In 2006, Auto Club Group (ACG) found that its document composition capabilities were highly inflexible and, faced with a legacy environment, it could not manipulate its print stream-at least without contracting additional workers.
The Dearborn, Mich.-based company was unable to deal with spikes in mailings, which occurred when it had to send bulk materials to a large credit union, for example. And yet, employees and equipment often sat idle during lighter mailing periods.
Looking at the sea of hardware and software the company had accumulated over the years, Auto Club Group (ACG) realized document management "wasn't necessarily a best practices profile for us," says John O'Connor, director of strategic sourcing and fulfillment services for the carrier. Its documents were somewhat antiquated and they were not intuitive, says O'Connor.
So, like a growing number of insurance companies, ACG decided to outsource much of its document management work to vendors dedicated to the task. Document management processes can include everything from housing, maintaining and supporting the servers that run the document management technology to front-end business processes, such as scanning and indexing documents.
As with ACG, cost reduction has been a critical driver behind carriers' move to outsourcing. Document management costs are enormous in an industry that is drowning in information and is still largely paper-based despite making electronic advances.
ACG has already saved more than $1 million and expects to save millions more in reduced paper and postage costs alone by turning to Sourcecorp Statement Solutions, a document and imaging outsourcer based in Dallas, Texas, and Exstream Software Inc., an enterprise software solutions provider based in Lexington, Ky.

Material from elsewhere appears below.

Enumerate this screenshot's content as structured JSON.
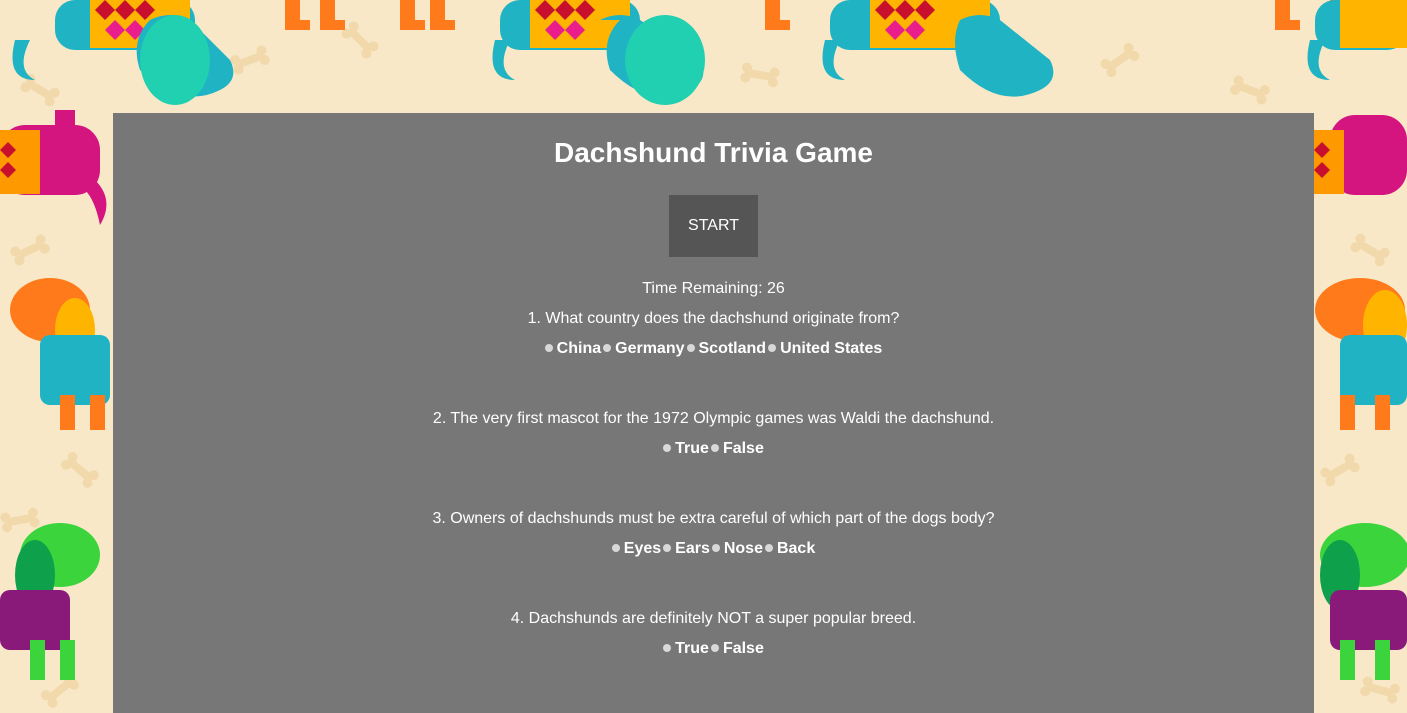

Approximately 70% of the costs of an insurer's typical production system in operations are postage related, according to O'Connor. Much of ACG's postage savings have come from "real quick, down-and-dirty efficiency gains by being able to tweak a legacy extract and do some of the easy formatting capabilities that we could do with Exstream," says Matthew Waldau, a consultant for ACG.

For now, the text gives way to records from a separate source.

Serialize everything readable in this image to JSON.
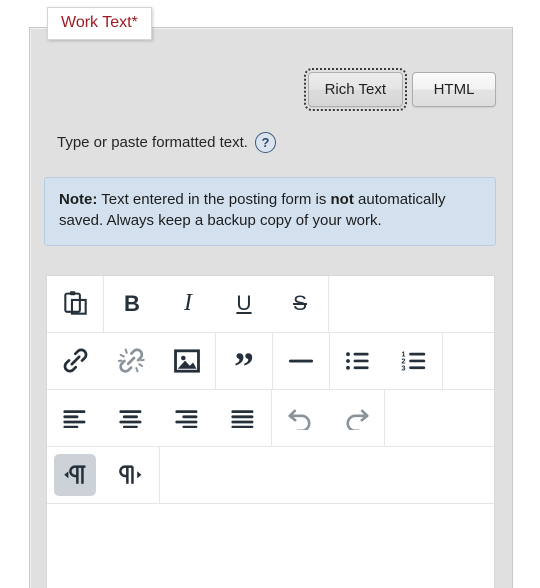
{
  "field": {
    "label": "Work Text*"
  },
  "mode_toggle": {
    "options": [
      {
        "label": "Rich Text",
        "active": true
      },
      {
        "label": "HTML",
        "active": false
      }
    ]
  },
  "helper": {
    "text": "Type or paste formatted text.",
    "help_icon": "help-question-icon",
    "help_glyph": "?"
  },
  "note": {
    "bold_lead": "Note:",
    "body_part1": " Text entered in the posting form is ",
    "bold_inline": "not",
    "body_part2": " automatically saved. Always keep a backup copy of your work."
  },
  "toolbar": {
    "rows": [
      {
        "groups": [
          {
            "buttons": [
              {
                "name": "paste-button",
                "icon": "paste-icon",
                "state": "enabled"
              }
            ]
          },
          {
            "buttons": [
              {
                "name": "bold-button",
                "icon": "bold-icon",
                "glyph": "B",
                "state": "enabled"
              },
              {
                "name": "italic-button",
                "icon": "italic-icon",
                "glyph": "I",
                "state": "enabled"
              },
              {
                "name": "underline-button",
                "icon": "underline-icon",
                "glyph": "U",
                "state": "enabled"
              },
              {
                "name": "strikethrough-button",
                "icon": "strikethrough-icon",
                "glyph": "S",
                "state": "enabled"
              }
            ]
          }
        ]
      },
      {
        "groups": [
          {
            "buttons": [
              {
                "name": "link-button",
                "icon": "link-icon",
                "state": "enabled"
              },
              {
                "name": "unlink-button",
                "icon": "unlink-icon",
                "state": "disabled"
              },
              {
                "name": "image-button",
                "icon": "image-icon",
                "state": "enabled"
              }
            ]
          },
          {
            "buttons": [
              {
                "name": "blockquote-button",
                "icon": "quote-icon",
                "glyph": "”",
                "state": "enabled"
              }
            ]
          },
          {
            "buttons": [
              {
                "name": "horizontal-rule-button",
                "icon": "horizontal-rule-icon",
                "state": "enabled"
              }
            ]
          },
          {
            "buttons": [
              {
                "name": "bulleted-list-button",
                "icon": "bulleted-list-icon",
                "state": "enabled"
              },
              {
                "name": "numbered-list-button",
                "icon": "numbered-list-icon",
                "state": "enabled"
              }
            ]
          }
        ]
      },
      {
        "groups": [
          {
            "buttons": [
              {
                "name": "align-left-button",
                "icon": "align-left-icon",
                "state": "enabled"
              },
              {
                "name": "align-center-button",
                "icon": "align-center-icon",
                "state": "enabled"
              },
              {
                "name": "align-right-button",
                "icon": "align-right-icon",
                "state": "enabled"
              },
              {
                "name": "align-justify-button",
                "icon": "align-justify-icon",
                "state": "enabled"
              }
            ]
          },
          {
            "buttons": [
              {
                "name": "undo-button",
                "icon": "undo-icon",
                "state": "disabled"
              },
              {
                "name": "redo-button",
                "icon": "redo-icon",
                "state": "disabled"
              }
            ]
          }
        ]
      },
      {
        "groups": [
          {
            "buttons": [
              {
                "name": "text-direction-ltr-button",
                "icon": "paragraph-ltr-icon",
                "state": "active"
              },
              {
                "name": "text-direction-rtl-button",
                "icon": "paragraph-rtl-icon",
                "state": "enabled"
              }
            ]
          }
        ]
      }
    ]
  },
  "editor_body": {
    "content": "",
    "placeholder": ""
  },
  "colors": {
    "panel_bg": "#e0e0e0",
    "note_bg": "#d3e1ef",
    "note_border": "#b8cde0",
    "legend_text": "#9b1c24",
    "icon_ink": "#25303b",
    "icon_disabled": "#aab1b8",
    "active_chip": "#cdd2d9"
  }
}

Exstream also reduced ACG's paper weight and helped focus the company's message. "We had a very shotgun approach to our messaging, where we just put everything into every piece," says Waldau. "And now [that we are] leveraging targeted messaging, we know there is a huge inventory save opportunity." No longer does ACG send out reams of mailings with superfluous papers that nobody reads.
OTHER OUTSOURCING DRIVERS
Technology executives are focusing on improving how they manage documents. Almost half (48%) of the 26 CIOs at U.S. insurance firms who responded to a recent survey have document imaging projects under way, and the same number had a document content/management project in progress, according to an August 2006 report, "Document Management for Insurers: Overview and Solution Spectrum," by the Boston-based research and advisory firm Celent LLC. (See the chart on page 30.)